The current Cuckatoo C31 mean solvers uses 8GB of RAM (or more). The way these solvers work is that they split edges into buckets and then do
lean phase on each bucket separately. The solvers I’ve seen use 4 bytes per edge in bucket thus the total memory usage is 2^31 * 4 = 8GB.
However, there is a better way to store edges in the bucket. If edges in the bucket are sorted, then the difference between two consecutive edges is usually small and the distribution of expected values depends only on the number of buckets. If you write and read them sequentially you can store just the difference bits.
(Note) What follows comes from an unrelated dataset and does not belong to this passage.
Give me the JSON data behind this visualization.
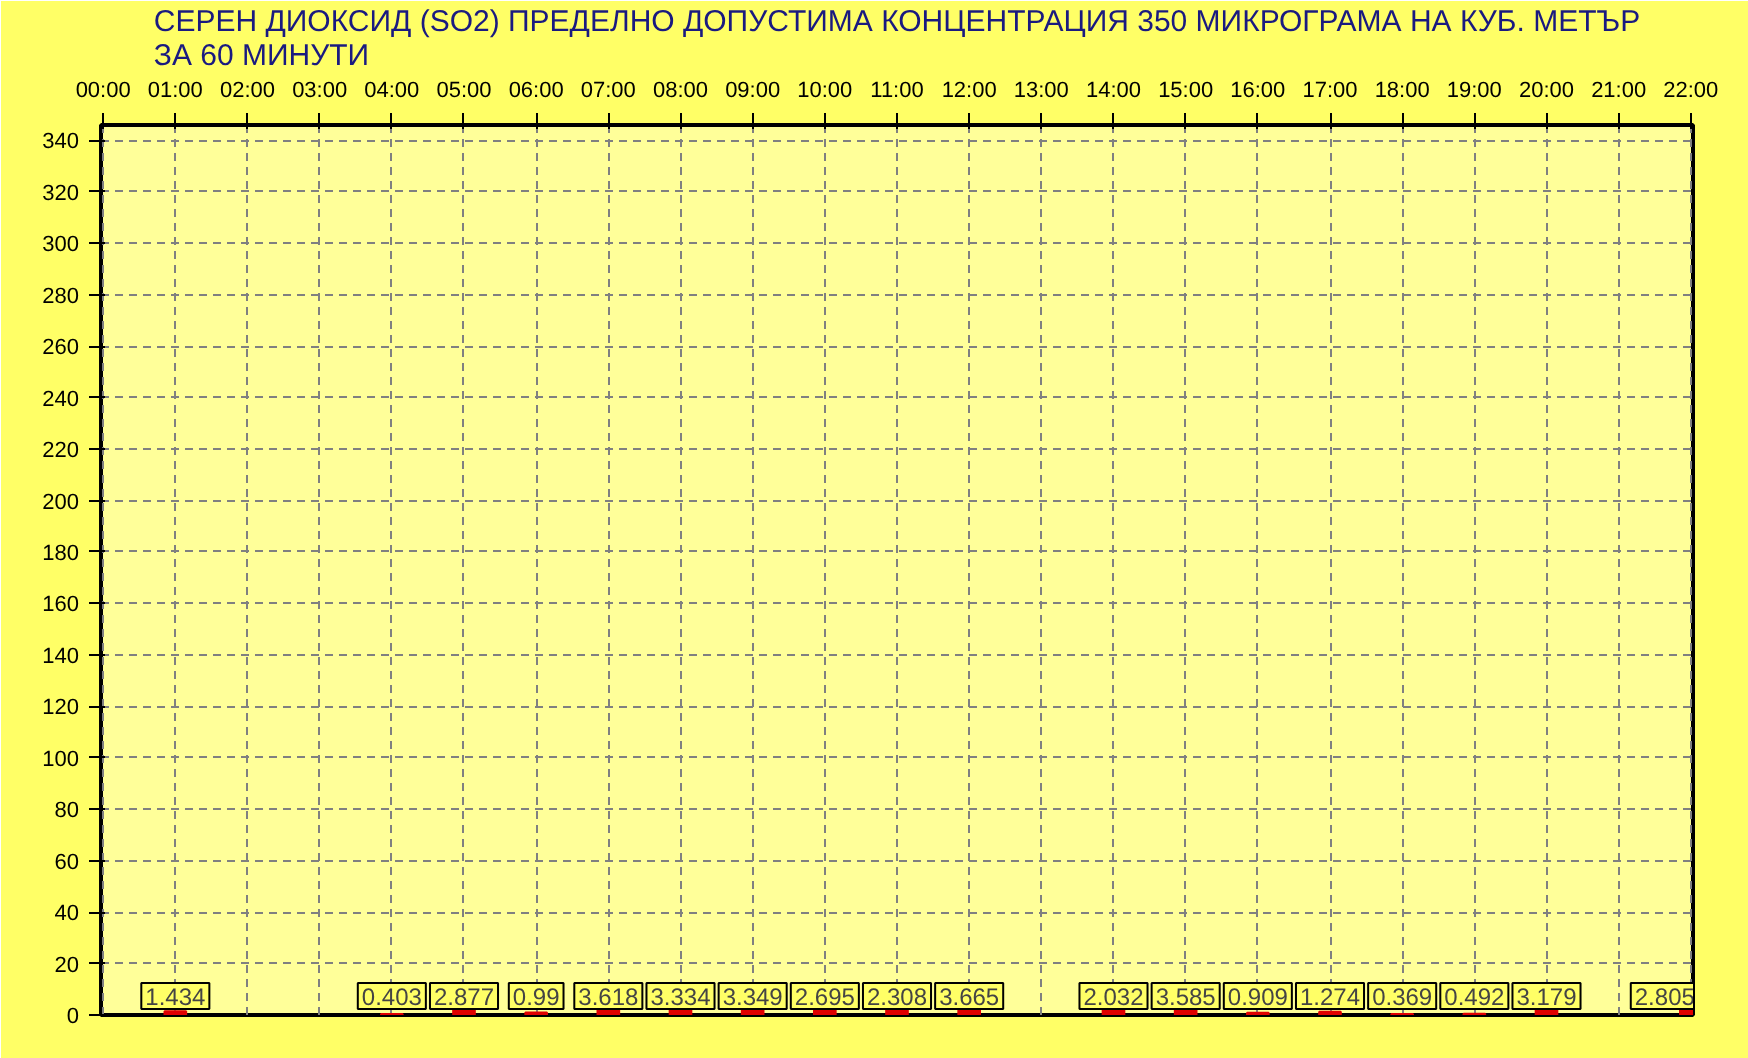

You need less than 15bits to store each individual diff using some efficient bitpacking. See https://en.wikipedia.org/wiki/Arithmetic_coding for example of such coding scheme.
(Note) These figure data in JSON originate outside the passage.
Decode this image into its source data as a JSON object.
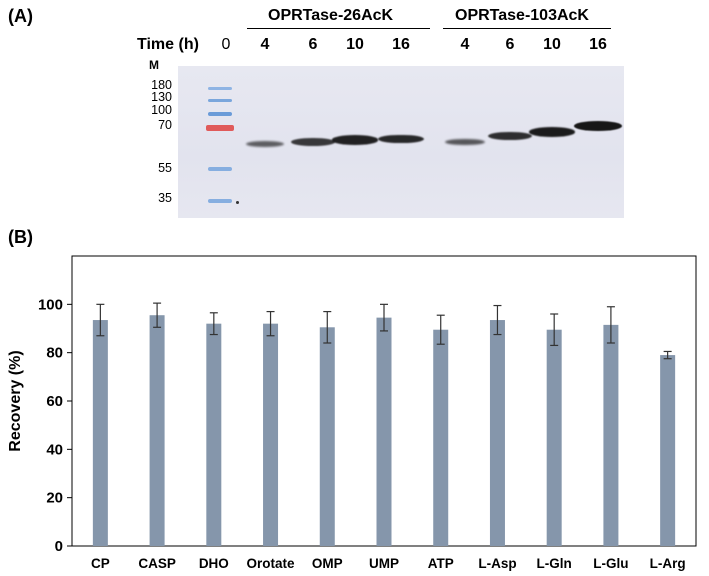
{
  "panel_a": {
    "label": "(A)",
    "groups": [
      "OPRTase-26AcK",
      "OPRTase-103AcK"
    ],
    "time_label": "Time (h)",
    "time_points": [
      "0",
      "4",
      "6",
      "10",
      "16",
      "4",
      "6",
      "10",
      "16"
    ],
    "marker_label": "M",
    "marker_sizes": [
      "180",
      "130",
      "100",
      "70",
      "55",
      "35"
    ],
    "band_intensity": [
      0,
      0.35,
      0.65,
      0.85,
      0.8,
      0.4,
      0.75,
      0.9,
      0.95
    ],
    "colors": {
      "ladder_blue": "#7aa6dc",
      "ladder_red": "#e05a5a",
      "band": "#111111"
    }
  },
  "panel_b": {
    "label": "(B)"
  },
  "chart_data": {
    "type": "bar",
    "categories": [
      "CP",
      "CASP",
      "DHO",
      "Orotate",
      "OMP",
      "UMP",
      "ATP",
      "L-Asp",
      "L-Gln",
      "L-Glu",
      "L-Arg"
    ],
    "series": [
      {
        "values": [
          93.5,
          95.5,
          92,
          92,
          90.5,
          94.5,
          89.5,
          93.5,
          89.5,
          91.5,
          79
        ],
        "error": [
          6.5,
          5,
          4.5,
          5,
          6.5,
          5.5,
          6,
          6,
          6.5,
          7.5,
          1.5
        ]
      }
    ],
    "xlabel": "",
    "ylabel": "Recovery (%)",
    "ylim": [
      0,
      120
    ],
    "yticks": [
      0,
      20,
      40,
      60,
      80,
      100
    ],
    "grid": false,
    "colors": {
      "bar": "#8596ab",
      "error": "#333333",
      "frame": "#000000"
    }
  }
}
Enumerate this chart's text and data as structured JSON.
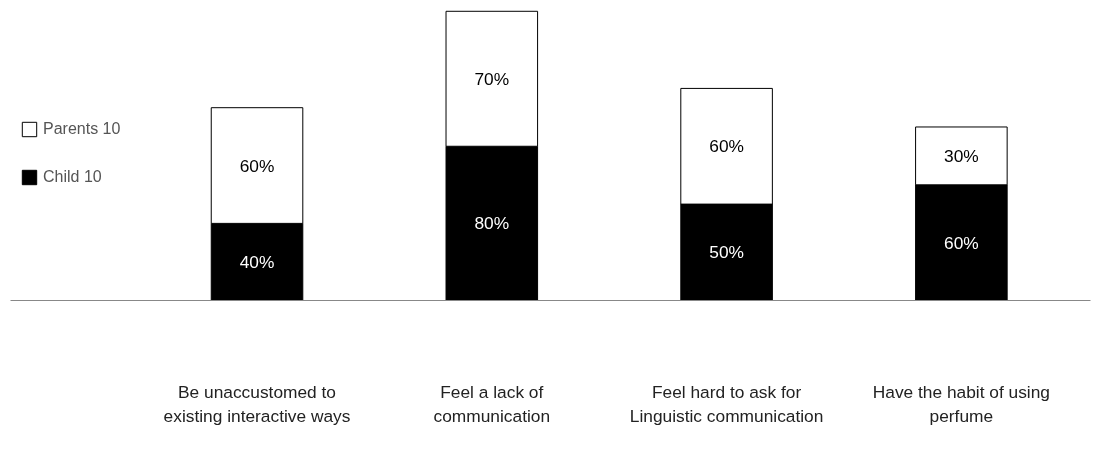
{
  "chart_data": {
    "type": "bar",
    "stacked": true,
    "legend": "left",
    "grid": false,
    "categories": [
      "Be unaccustomed to existing interactive ways",
      "Feel a lack of communication",
      "Feel hard to ask for Linguistic communication",
      "Have the habit of using perfume"
    ],
    "series": [
      {
        "name": "Child 10",
        "color": "#000000",
        "values": [
          40,
          80,
          50,
          60
        ],
        "value_labels": [
          "40%",
          "80%",
          "50%",
          "60%"
        ]
      },
      {
        "name": "Parents 10",
        "color": "#ffffff",
        "values": [
          60,
          70,
          60,
          30
        ],
        "value_labels": [
          "60%",
          "70%",
          "60%",
          "30%"
        ]
      }
    ]
  }
}
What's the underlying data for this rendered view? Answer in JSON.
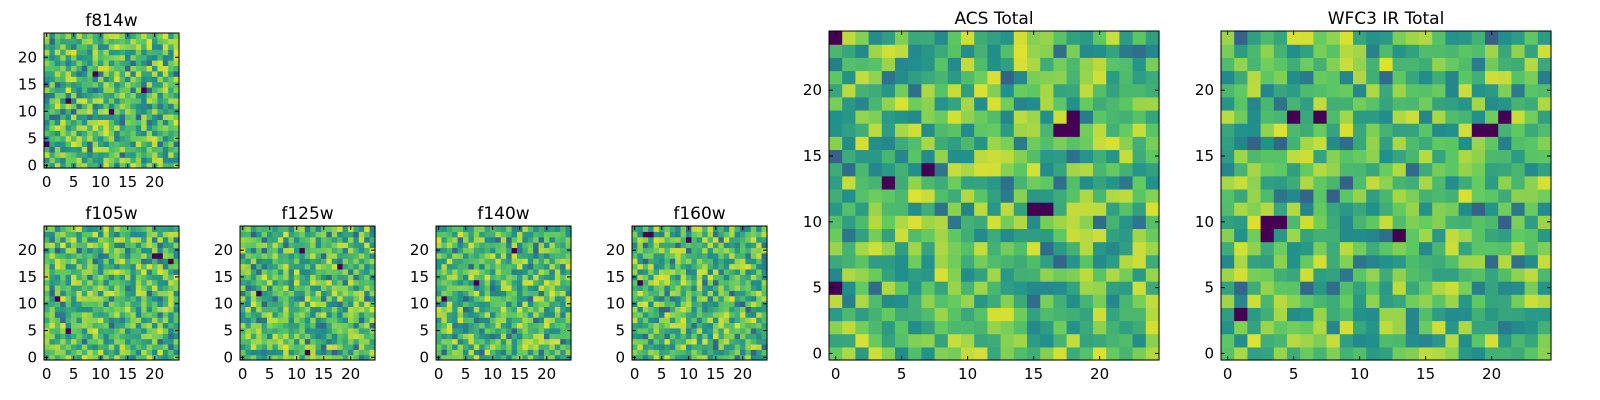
{
  "figure": {
    "colormap": [
      "#440154",
      "#3b528b",
      "#21918c",
      "#5ec962",
      "#fde725"
    ]
  },
  "chart_data": [
    {
      "id": "f814w",
      "type": "heatmap",
      "title": "f814w",
      "grid_size": 25,
      "xlim": [
        -0.5,
        24.5
      ],
      "ylim": [
        -0.5,
        24.5
      ],
      "xticks": [
        0,
        5,
        10,
        15,
        20
      ],
      "yticks": [
        0,
        5,
        10,
        15,
        20
      ],
      "seed": 814,
      "dark_cells": [
        [
          18,
          14
        ],
        [
          4,
          12
        ],
        [
          12,
          10
        ],
        [
          0,
          4
        ],
        [
          9,
          17
        ]
      ]
    },
    {
      "id": "f105w",
      "type": "heatmap",
      "title": "f105w",
      "grid_size": 25,
      "xlim": [
        -0.5,
        24.5
      ],
      "ylim": [
        -0.5,
        24.5
      ],
      "xticks": [
        0,
        5,
        10,
        15,
        20
      ],
      "yticks": [
        0,
        5,
        10,
        15,
        20
      ],
      "seed": 105,
      "dark_cells": [
        [
          20,
          19
        ],
        [
          21,
          19
        ],
        [
          23,
          18
        ],
        [
          2,
          11
        ],
        [
          4,
          5
        ]
      ]
    },
    {
      "id": "f125w",
      "type": "heatmap",
      "title": "f125w",
      "grid_size": 25,
      "xlim": [
        -0.5,
        24.5
      ],
      "ylim": [
        -0.5,
        24.5
      ],
      "xticks": [
        0,
        5,
        10,
        15,
        20
      ],
      "yticks": [
        0,
        5,
        10,
        15,
        20
      ],
      "seed": 125,
      "dark_cells": [
        [
          11,
          20
        ],
        [
          18,
          17
        ],
        [
          3,
          12
        ],
        [
          12,
          1
        ]
      ]
    },
    {
      "id": "f140w",
      "type": "heatmap",
      "title": "f140w",
      "grid_size": 25,
      "xlim": [
        -0.5,
        24.5
      ],
      "ylim": [
        -0.5,
        24.5
      ],
      "xticks": [
        0,
        5,
        10,
        15,
        20
      ],
      "yticks": [
        0,
        5,
        10,
        15,
        20
      ],
      "seed": 140,
      "dark_cells": [
        [
          1,
          11
        ],
        [
          14,
          20
        ],
        [
          7,
          14
        ]
      ]
    },
    {
      "id": "f160w",
      "type": "heatmap",
      "title": "f160w",
      "grid_size": 25,
      "xlim": [
        -0.5,
        24.5
      ],
      "ylim": [
        -0.5,
        24.5
      ],
      "xticks": [
        0,
        5,
        10,
        15,
        20
      ],
      "yticks": [
        0,
        5,
        10,
        15,
        20
      ],
      "seed": 160,
      "dark_cells": [
        [
          2,
          23
        ],
        [
          3,
          23
        ],
        [
          1,
          14
        ],
        [
          10,
          22
        ]
      ]
    },
    {
      "id": "acs-total",
      "type": "heatmap",
      "title": "ACS Total",
      "grid_size": 25,
      "xlim": [
        -0.5,
        24.5
      ],
      "ylim": [
        -0.5,
        24.5
      ],
      "xticks": [
        0,
        5,
        10,
        15,
        20
      ],
      "yticks": [
        0,
        5,
        10,
        15,
        20
      ],
      "seed": 999,
      "dark_cells": [
        [
          0,
          24
        ],
        [
          0,
          5
        ],
        [
          7,
          14
        ],
        [
          4,
          13
        ],
        [
          15,
          11
        ],
        [
          16,
          11
        ],
        [
          17,
          17
        ],
        [
          18,
          17
        ],
        [
          18,
          18
        ]
      ]
    },
    {
      "id": "wfc3-ir-total",
      "type": "heatmap",
      "title": "WFC3 IR Total",
      "grid_size": 25,
      "xlim": [
        -0.5,
        24.5
      ],
      "ylim": [
        -0.5,
        24.5
      ],
      "xticks": [
        0,
        5,
        10,
        15,
        20
      ],
      "yticks": [
        0,
        5,
        10,
        15,
        20
      ],
      "seed": 777,
      "dark_cells": [
        [
          3,
          10
        ],
        [
          4,
          10
        ],
        [
          3,
          9
        ],
        [
          5,
          18
        ],
        [
          7,
          18
        ],
        [
          13,
          9
        ],
        [
          19,
          17
        ],
        [
          20,
          17
        ],
        [
          21,
          18
        ],
        [
          1,
          3
        ]
      ]
    }
  ]
}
I’ve implemented a simple encoding as a proof of concept: https://github.com/dzetkulic/ct/blob/master/a.cc#L38
The code above only does Phase1 of edge trimming. It’s not a full solver but it can do Phase1 with 3.7GB of RAM. That’s 0.47x of what’s usually needed.
Interestingly this is orthogonal to Slean mining (https://www.grin-forum.org/t/slean-mining-mining-cuckatoo3x-using-low-memory-gpus/) and you can use two approaches together for even lower memory usage. I.e. If you do Slean with K=4 and bitpacking then you only need 2*256MB + (12GB/4)*0.47 = 1.91GB.
The bad news is that I don’t see a good way to implement this efficiently on GPUs and on CPU it’s quite slow. The good news is that I think that it would work just fine on ASIC where you can afford to do bit manipulations efficiently.
In the future we may see ASICs that use 2GB of DRAM with Slean+bitpacking instead of utilizing huge SRAM.